Who else watched the Tony Awards this past Sunday? The news is awash with stories of a new era of Broadway, thanks mostly to the success of The Producers, which is something of an old-school runaway hit. Stories are creeping out of New York of desperate theatergoers offering to trade sexual favors in exchange for impossible-to-get seats at the St. James Theatre.
Indeed, the 12 Tonys The Producers garnered might be the biggest sexual favor of all, made literal by Dame Edna Everage presenting the Best Actor in a Musical award to Nathan Lane with the Tony statuette squeezed between her thighs, the second phallic salute of the evening (the first having occurred when the cast of The Full Monty offered the audience a full monty of its own, rendered in silhouette for the home audience by a sudden blinding flash of backlights).
Well, forgive me if another season of tepid revivals (Bells Are Ringing, Follies), overblown musical adaptations of the books I was forced to read in junior high school (Jane Eyre, The Adventures of Tom Sawyer), and movies-turned-all-singing, all-dancing revues (The Producers, 42nd Street) seems very much business as usual to me.
Indeed, the acceptance speeches, quickly interrupted by swelling music (oh for the days of vaudeville, when an overly verbose performer was simply whisked off the stage with a hooked pole), sounded like something scripted circa 1943: I'm just a kid from the Upper West Side who had a dream to be a hoofer on the Great White Way, and how glad I am that I could tap-dance my way into your hearts.
To hell with it. I love a good musical, but I'm not going to dish out a hundred simoleons to see one. Fortunately, a sweetheart of a Broadway musical is currently in town, and all I had to do to see it was go to jail. Specifically, the production is Frank Loesser's The Most Happy Fella, here produced by Ten Thousand Things, and the jail was the Hennepin County Adult Corrections Facility in Plymouth. The men's section of the workhouse is a suitably imposing concrete structure built to house 395, the sort of building in which the cast of Fella, lugging minimal props and costumes on several dollies, had to pass through three separate sets of barred, electronically locked doors before entering the jail, at which point they were ushered to a small whitewashed gymnasium where a few doleful inmates in tattered, pajama-like cotton uniforms were already setting up mats on the floor. "I can never get chairs when we come here," director Michelle Hensley explained. Previous productions at the facility lacked even the floor mats, forcing 60-plus prisoners to enjoy their theater while seated on the polished hardwood floor.
The acoustics of the room were terrible, of course, it being built for the sounds of basketballs hitting backboards and the squeak of rubber-soled shoes against the floor, and not for artfully phrased and harmonized expository songs. But complaining about acoustics is rather beside the point with Ten Thousand Things productions, which has built a complex aesthetic out of making do. Even if they did not play to prisons and homeless shelters, I would find Ten Thousand Things productions fascinating, particularly under the direction of Hensley. It is theater stripped down to its armature, and Hensley has a talent for taking a play, tossing out all the guff and filigree that fattened it into a bloated Broadway success, and finding the sparest human core of the story.
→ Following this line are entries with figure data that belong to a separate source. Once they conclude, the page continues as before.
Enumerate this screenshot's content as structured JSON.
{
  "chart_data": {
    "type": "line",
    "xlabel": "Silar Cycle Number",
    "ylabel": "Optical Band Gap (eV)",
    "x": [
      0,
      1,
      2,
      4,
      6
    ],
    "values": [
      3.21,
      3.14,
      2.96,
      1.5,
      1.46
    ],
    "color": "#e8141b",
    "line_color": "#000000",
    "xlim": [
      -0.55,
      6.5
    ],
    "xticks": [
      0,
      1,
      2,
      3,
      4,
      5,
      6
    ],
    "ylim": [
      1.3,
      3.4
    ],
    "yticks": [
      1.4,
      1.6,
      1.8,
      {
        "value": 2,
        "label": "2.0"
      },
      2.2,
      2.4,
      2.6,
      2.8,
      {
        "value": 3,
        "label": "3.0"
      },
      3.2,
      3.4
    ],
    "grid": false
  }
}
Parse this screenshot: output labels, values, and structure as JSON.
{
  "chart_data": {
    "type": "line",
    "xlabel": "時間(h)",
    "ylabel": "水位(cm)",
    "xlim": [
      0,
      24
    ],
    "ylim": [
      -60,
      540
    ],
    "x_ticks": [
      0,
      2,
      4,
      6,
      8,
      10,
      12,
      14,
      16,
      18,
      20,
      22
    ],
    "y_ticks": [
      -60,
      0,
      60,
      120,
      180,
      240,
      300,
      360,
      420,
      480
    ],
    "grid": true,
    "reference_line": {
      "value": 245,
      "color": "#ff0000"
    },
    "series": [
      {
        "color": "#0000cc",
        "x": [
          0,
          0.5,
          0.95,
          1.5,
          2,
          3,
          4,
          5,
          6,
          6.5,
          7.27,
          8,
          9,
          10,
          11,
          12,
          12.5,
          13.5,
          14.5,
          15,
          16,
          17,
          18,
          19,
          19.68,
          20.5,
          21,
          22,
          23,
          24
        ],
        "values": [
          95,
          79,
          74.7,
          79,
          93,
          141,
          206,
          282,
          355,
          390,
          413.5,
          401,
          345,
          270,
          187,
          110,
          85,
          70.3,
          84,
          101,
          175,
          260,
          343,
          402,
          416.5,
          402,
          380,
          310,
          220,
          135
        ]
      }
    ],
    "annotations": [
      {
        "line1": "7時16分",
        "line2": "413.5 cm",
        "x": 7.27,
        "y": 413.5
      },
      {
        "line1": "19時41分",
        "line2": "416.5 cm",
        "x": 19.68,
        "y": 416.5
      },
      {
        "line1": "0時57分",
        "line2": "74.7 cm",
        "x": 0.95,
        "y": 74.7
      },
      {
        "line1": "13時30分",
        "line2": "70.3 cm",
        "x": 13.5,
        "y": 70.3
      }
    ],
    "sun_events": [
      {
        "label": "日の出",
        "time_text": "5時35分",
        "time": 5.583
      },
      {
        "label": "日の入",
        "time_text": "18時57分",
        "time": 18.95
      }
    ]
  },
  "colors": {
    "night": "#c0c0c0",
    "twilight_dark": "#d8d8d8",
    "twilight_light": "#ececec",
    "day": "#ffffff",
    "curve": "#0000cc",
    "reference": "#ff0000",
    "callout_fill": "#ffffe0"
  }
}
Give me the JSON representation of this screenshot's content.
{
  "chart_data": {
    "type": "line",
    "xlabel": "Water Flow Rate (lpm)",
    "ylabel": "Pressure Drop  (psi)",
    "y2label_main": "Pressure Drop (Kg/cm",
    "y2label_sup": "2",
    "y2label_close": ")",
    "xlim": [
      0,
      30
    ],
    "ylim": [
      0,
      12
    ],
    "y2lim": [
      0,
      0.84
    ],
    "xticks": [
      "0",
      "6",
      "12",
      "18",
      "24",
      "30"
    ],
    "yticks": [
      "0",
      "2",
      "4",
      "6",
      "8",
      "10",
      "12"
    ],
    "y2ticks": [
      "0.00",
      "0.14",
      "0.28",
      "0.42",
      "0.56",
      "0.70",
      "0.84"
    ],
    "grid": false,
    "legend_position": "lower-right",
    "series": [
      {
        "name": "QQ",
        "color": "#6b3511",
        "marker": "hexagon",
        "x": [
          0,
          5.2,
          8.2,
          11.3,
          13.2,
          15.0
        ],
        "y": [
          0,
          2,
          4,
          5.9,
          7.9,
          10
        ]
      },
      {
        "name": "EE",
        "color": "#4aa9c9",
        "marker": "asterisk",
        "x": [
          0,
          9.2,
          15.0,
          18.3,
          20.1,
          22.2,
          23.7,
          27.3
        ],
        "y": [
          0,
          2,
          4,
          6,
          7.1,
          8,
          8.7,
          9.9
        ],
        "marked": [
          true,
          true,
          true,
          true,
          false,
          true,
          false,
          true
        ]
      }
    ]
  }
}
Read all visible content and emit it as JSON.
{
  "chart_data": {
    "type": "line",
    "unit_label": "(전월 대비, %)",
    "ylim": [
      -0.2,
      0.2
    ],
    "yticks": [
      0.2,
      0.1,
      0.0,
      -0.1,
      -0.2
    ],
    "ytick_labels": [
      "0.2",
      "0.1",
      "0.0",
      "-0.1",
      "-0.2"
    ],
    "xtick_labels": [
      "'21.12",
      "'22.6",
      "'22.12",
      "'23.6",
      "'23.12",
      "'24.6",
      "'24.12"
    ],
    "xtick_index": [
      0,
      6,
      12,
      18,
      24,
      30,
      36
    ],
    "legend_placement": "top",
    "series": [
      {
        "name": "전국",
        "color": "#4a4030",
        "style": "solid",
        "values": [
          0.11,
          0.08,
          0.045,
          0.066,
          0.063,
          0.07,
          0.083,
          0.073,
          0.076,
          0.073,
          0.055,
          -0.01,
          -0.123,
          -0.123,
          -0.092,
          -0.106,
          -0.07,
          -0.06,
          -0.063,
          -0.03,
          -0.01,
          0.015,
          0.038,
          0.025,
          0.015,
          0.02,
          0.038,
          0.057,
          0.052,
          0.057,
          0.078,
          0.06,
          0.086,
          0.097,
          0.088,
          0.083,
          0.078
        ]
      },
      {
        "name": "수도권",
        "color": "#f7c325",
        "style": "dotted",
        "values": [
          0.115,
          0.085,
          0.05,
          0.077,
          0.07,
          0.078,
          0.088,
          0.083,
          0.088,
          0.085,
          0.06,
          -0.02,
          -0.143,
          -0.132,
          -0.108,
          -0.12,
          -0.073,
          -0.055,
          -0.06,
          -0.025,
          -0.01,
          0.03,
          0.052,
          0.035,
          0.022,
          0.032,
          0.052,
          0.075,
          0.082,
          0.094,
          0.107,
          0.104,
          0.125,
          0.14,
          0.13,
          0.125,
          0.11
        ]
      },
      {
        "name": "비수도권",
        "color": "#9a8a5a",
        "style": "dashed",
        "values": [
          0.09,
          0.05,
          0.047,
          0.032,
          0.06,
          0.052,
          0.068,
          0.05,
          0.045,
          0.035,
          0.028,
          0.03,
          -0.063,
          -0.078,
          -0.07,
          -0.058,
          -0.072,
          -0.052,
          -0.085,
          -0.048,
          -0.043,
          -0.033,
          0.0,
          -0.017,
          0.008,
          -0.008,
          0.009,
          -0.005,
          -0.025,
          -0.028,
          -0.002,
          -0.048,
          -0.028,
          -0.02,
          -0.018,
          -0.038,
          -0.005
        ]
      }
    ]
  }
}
Fella, for example, is a straightforward romance, the sort of joyous fluff that Broadway used to churn out effortlessly every season and was usually pretty bad. But Frank Loesser had a talent for splashing broad emotions and sly comedy onto the stage, and an inventive ear for music (he was also responsible for How to Succeed in Business Without Really Trying and Guys and Dolls, the latter of which is, for this critic's money, the last great American musical). Fella tells of a postal romance between an aging Napa Valley vineyard owner and a San Francisco waitress, and involves the usual comical confusions before the best instincts of the characters assert themselves and they give themselves over to love.
The production benefits from Hensley's minimal staging. For example, the musical's one pop success, the song "Watching All The Girls Go By," is performed very nearly as a street-corner doo-wop number by Esera Tuaolo, a former Vikings defense tackle with a sweet voice and an abundance of gospel phrasings. Tuaolo is a huge man with tattooed arms as thick as tree trunks, and he leans back on the stage with a tiny straw cowboy hat perched on his head, with performers half his size providing harmony as he sings "You can't go to jail for what you're thinkin'." A single cast member, Vera Mariner, passes repeatedly in front of the men, changing hats each time while they eye her hungrily.
In the lead roles are Stephen D'Ambrose and Aimee K. Bryant, and, stripped of the overly elaborate didos and pratfalls that make up most Broadway musicals, the troubled romance between the two is charming. They sing to each other in broken English, earnest but artless phrases of mutual adoration, backed only by a cello and an accordion, their mismatched voices filling the prison gymnasium and echoing back like the peals of a bell. The inmates sat quietly on the floor mats, utterly absorbed, and it was a moment that couldn't be sweetened, even with the addition of canned laugh track.